Elmwood Hall is a concert hall and former Presbyterian church on University Road in Belfast, Northern Ireland. It is situated opposite Queen's University Belfast.

==History==

Elmwood Hall was built originally as the Elmwood Presbyterian Church. It was designed in 1859 by amateur architect John Corry, but not actually erected until 1862.

The pulpit and other internal furnishings were removed, along with the stained glass windows. The stonework was restored and the golden weathercock was added by HA Patton & Partners in 1975. The polished granite pillars around the front courtyard had lost some of their elaborately carved sandstone capitals, but these were restored in 2000.

Queen's University Belfast converted the church into a concert hall and renamed it Elmwood Hall. The building was deconsecrated and for a time became the home of the Ulster Orchestra.
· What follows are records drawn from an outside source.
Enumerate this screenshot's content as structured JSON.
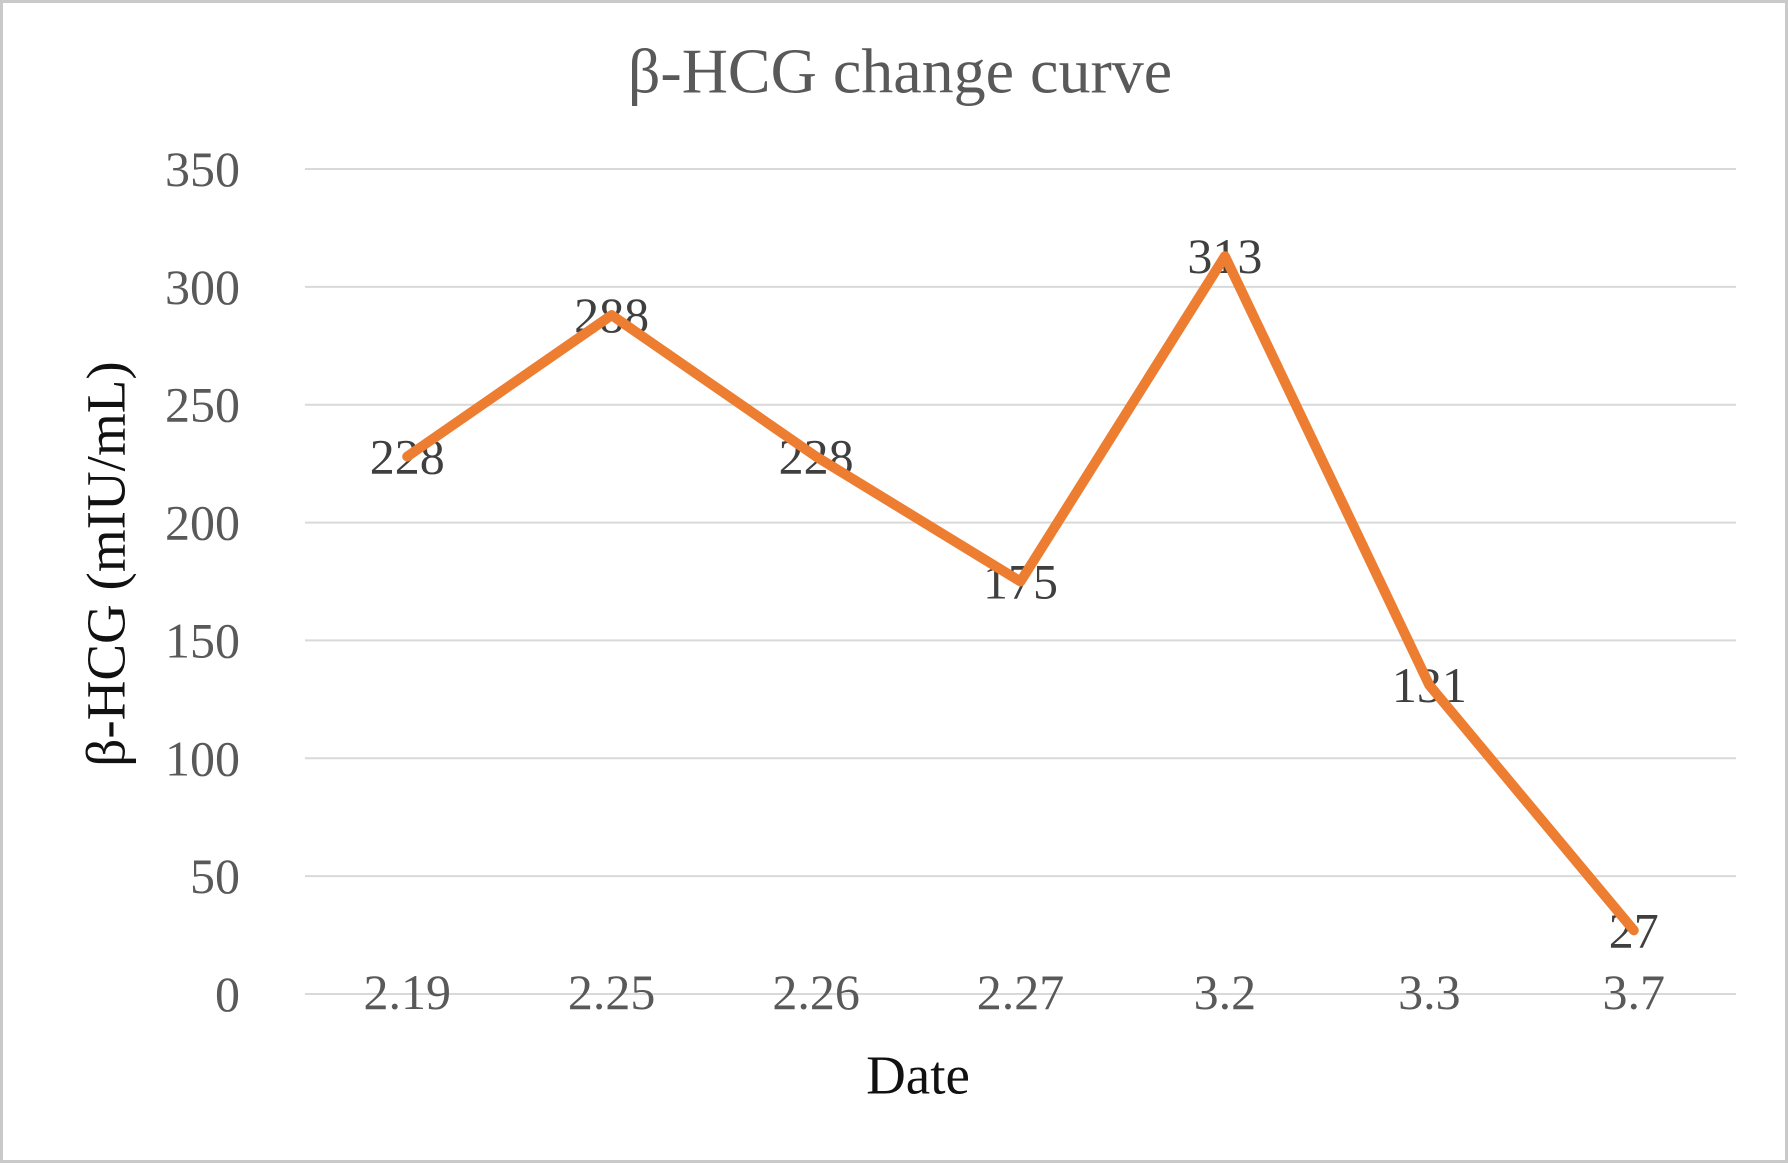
{
  "chart_data": {
    "type": "line",
    "title": "β-HCG change curve",
    "xlabel": "Date",
    "ylabel": "β-HCG (mIU/mL)",
    "categories": [
      "2.19",
      "2.25",
      "2.26",
      "2.27",
      "3.2",
      "3.3",
      "3.7"
    ],
    "values": [
      228,
      288,
      228,
      175,
      313,
      131,
      27
    ],
    "data_labels": [
      "228",
      "288",
      "228",
      "175",
      "313",
      "131",
      "27"
    ],
    "yticks": [
      0,
      50,
      100,
      150,
      200,
      250,
      300,
      350
    ],
    "ylim": [
      0,
      350
    ],
    "grid": true,
    "legend_position": "none",
    "line_color": "#ED7D31"
  }
}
Following the closure of the Queen's University Student Union for redevelopment, the Mandela Hall team will be relocating many of their live concerts, comedies and student events to the Elmwood Hall until Mandela Hall re-opens in 2021-2022 within the new Student Centre.

==Architecture==
The building has a mixture of styles, principally Italianate with a spire on top of a campanile. It has been described as one of Ulster's best High Victorian church designs – a triumph of eclecticism, where the combination of apparently discordant elements such as a Renaissance arcade with chunky Venetian columns, mediaeval machicolations, a classical cornice and balustrade, a Moorish well canopy and a French needle spire are all absorbed into a coherent but very elaborate Irish version of a Lombard Gothic church (Irish Builder).

Behind the polychrome freestone façade, the interior is surprisingly large, having a great width uninterrupted by roof supports, and a deep gallery running back over both vestibule and loggia, reached by a winding staircase beneath the tower (which, while part of the 1859 design, was added in 1872).